FETÖ'cü polis: FBI'dan 50 bin dolar aldım
New York'ta görülen davada tanık olarak dinlenen firari komiser yardımcısı Korkmaz, tiyatroyu ifşa etti: "FBI 50 bin dolar verdi. Oturduğum apartmanı savcılık tuttu, kirasını savcılık ödüyor. Savcılık 3 defa 300 dolar, toplamda 900 dolar verdi."
New York'ta tutuklu bulunan Halk Bankası eski Genel Müdür Yardımcısı Mehmet Hakan Atilla'nın yargılandığı davada tanıklık yapan Fethullahçı Terör Örgütü (FETÖ) mensubu firari eski Komiser Yardımcısı Hüseyin Korkmaz, ABD Federal Soruşturma Bürosunun (FBI) kendisine 50 bin dolar verdiğini ve ABD'de oturduğu evin kirasını ise savcılığın ödediğini söyledi.
Korkmaz, Atilla'nın yargılandığı davanın 11. gününde tanık olarak ifade vermeye devam etti.

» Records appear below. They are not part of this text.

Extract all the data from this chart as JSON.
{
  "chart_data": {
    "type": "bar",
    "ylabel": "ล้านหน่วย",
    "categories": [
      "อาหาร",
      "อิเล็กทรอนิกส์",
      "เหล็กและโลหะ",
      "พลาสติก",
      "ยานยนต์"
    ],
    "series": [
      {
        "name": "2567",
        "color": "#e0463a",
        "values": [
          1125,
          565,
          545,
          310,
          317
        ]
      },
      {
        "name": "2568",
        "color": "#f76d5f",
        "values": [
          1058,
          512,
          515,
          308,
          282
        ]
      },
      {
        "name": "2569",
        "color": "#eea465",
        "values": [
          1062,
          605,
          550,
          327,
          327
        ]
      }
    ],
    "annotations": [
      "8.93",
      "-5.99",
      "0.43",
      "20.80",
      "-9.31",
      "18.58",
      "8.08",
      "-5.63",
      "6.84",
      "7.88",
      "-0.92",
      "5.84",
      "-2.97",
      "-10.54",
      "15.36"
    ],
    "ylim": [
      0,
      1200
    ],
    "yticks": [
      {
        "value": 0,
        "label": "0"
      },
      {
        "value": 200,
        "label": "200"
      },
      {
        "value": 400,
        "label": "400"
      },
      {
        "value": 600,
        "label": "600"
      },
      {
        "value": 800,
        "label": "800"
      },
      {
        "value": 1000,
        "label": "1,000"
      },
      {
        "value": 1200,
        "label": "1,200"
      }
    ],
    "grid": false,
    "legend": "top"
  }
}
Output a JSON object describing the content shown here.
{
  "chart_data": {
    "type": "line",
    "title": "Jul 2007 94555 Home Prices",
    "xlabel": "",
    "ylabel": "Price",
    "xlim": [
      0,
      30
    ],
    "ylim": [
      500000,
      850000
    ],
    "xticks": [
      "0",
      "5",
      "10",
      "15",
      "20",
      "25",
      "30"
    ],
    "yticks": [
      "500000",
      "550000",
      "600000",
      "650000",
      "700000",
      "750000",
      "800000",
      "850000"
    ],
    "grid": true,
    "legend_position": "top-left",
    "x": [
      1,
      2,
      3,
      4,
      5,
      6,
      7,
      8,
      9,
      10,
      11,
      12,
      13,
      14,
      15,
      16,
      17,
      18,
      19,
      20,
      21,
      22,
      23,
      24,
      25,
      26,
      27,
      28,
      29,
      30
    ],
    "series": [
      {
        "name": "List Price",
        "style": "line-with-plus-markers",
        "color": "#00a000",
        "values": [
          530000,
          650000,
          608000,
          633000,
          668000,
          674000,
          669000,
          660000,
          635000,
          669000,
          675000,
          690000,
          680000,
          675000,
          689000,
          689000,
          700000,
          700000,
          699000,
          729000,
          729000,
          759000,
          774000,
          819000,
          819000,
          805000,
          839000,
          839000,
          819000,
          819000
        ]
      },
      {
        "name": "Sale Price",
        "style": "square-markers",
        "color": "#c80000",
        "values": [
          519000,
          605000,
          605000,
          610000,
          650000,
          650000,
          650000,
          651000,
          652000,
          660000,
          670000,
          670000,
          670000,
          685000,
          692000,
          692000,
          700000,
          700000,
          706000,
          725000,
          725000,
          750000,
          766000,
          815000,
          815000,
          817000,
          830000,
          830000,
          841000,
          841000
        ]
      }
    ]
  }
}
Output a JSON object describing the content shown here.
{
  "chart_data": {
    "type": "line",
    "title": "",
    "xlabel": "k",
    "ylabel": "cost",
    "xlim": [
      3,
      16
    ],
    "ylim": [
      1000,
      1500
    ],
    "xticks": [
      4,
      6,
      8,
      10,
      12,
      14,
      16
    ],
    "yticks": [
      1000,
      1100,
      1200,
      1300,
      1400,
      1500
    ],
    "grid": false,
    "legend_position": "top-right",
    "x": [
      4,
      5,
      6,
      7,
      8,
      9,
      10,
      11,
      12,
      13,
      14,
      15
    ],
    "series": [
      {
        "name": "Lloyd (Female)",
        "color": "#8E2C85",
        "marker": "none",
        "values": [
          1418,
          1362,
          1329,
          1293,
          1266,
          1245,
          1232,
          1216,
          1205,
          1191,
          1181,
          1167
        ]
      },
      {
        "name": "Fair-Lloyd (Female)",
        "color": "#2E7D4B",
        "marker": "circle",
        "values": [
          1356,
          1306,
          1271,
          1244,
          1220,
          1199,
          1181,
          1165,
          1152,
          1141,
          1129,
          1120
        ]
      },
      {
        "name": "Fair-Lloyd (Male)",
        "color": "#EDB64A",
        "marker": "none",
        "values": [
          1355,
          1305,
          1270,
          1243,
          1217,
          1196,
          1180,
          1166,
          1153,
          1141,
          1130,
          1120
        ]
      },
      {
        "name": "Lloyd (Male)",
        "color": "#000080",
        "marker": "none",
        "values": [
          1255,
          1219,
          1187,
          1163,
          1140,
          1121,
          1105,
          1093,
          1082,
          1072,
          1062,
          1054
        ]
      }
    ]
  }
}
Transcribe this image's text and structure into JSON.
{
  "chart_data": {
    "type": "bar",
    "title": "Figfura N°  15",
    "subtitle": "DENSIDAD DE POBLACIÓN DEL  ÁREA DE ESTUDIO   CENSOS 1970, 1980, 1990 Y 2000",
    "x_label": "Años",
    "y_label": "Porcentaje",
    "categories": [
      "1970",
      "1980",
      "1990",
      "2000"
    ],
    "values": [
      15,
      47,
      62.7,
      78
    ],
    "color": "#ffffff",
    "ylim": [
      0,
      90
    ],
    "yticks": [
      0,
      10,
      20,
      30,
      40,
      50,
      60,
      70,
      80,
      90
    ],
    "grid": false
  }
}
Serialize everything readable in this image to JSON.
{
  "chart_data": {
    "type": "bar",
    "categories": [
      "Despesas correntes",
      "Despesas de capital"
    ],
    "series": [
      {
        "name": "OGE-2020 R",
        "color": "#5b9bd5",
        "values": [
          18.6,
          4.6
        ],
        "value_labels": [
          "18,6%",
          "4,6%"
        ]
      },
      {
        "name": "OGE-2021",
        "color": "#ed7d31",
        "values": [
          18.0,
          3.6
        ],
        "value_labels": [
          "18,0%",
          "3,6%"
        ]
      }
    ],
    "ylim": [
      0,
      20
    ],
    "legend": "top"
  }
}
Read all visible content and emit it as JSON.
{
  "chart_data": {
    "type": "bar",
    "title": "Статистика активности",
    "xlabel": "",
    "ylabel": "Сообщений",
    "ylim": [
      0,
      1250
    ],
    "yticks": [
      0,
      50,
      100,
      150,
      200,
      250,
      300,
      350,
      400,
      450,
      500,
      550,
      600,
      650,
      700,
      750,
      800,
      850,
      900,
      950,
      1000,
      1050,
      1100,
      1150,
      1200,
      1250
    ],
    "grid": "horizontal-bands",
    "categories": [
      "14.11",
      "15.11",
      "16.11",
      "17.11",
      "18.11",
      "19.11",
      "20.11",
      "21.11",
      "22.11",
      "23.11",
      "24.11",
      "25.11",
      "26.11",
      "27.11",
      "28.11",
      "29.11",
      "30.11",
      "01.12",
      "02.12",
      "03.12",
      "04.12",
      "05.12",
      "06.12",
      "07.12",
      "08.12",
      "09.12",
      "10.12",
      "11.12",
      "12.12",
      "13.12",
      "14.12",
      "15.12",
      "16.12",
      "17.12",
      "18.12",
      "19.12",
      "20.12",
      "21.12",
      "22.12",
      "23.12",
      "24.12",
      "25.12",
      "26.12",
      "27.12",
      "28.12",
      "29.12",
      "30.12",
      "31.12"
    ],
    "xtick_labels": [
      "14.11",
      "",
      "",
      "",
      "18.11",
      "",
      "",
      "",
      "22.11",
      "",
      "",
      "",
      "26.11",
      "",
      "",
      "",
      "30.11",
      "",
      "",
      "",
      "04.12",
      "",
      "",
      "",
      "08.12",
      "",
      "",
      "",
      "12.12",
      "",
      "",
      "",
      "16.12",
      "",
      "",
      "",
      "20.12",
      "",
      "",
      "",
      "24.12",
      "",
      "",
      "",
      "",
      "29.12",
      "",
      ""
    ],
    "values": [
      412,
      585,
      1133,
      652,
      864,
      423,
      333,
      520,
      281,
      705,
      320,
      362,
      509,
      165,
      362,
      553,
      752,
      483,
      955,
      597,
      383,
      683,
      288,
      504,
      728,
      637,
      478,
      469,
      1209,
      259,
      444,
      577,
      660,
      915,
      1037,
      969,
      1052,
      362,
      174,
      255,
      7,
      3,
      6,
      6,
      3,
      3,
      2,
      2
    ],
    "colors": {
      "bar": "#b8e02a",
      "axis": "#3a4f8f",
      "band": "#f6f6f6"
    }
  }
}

ABD'ye geldiği günden beri hiç çalışmadığını ancak çalışma başvurusunda bulunduğunu ve iki hafta önce olumlu yanıt aldığını anlatan Korkmaz, ABD hükümetinden yardım alıp almadığı sorusuna ise, "Savcılık 3 defa 300 dolar, toplamda 900 dolar verdi. FBI 50 bin dolar verdi. Oturduğum apartmanı savcılık tuttu, kirasını savcılık ödüyor" yanıtı verdi.
Korkmaz, yapılan yardımların hiçbirini kendisinin talep etmediğini ifade etti.
Sarraf'ın sahte belgeleri ve mühürleri
Hüseyin Korkmaz, 17 Aralık soruşturması kapsamında işadamı Rıza Sarraf'ın ev ve iş yerlerindeki aramalar sonucu ele geçirilen belgeler hakkında da bilgi verdi.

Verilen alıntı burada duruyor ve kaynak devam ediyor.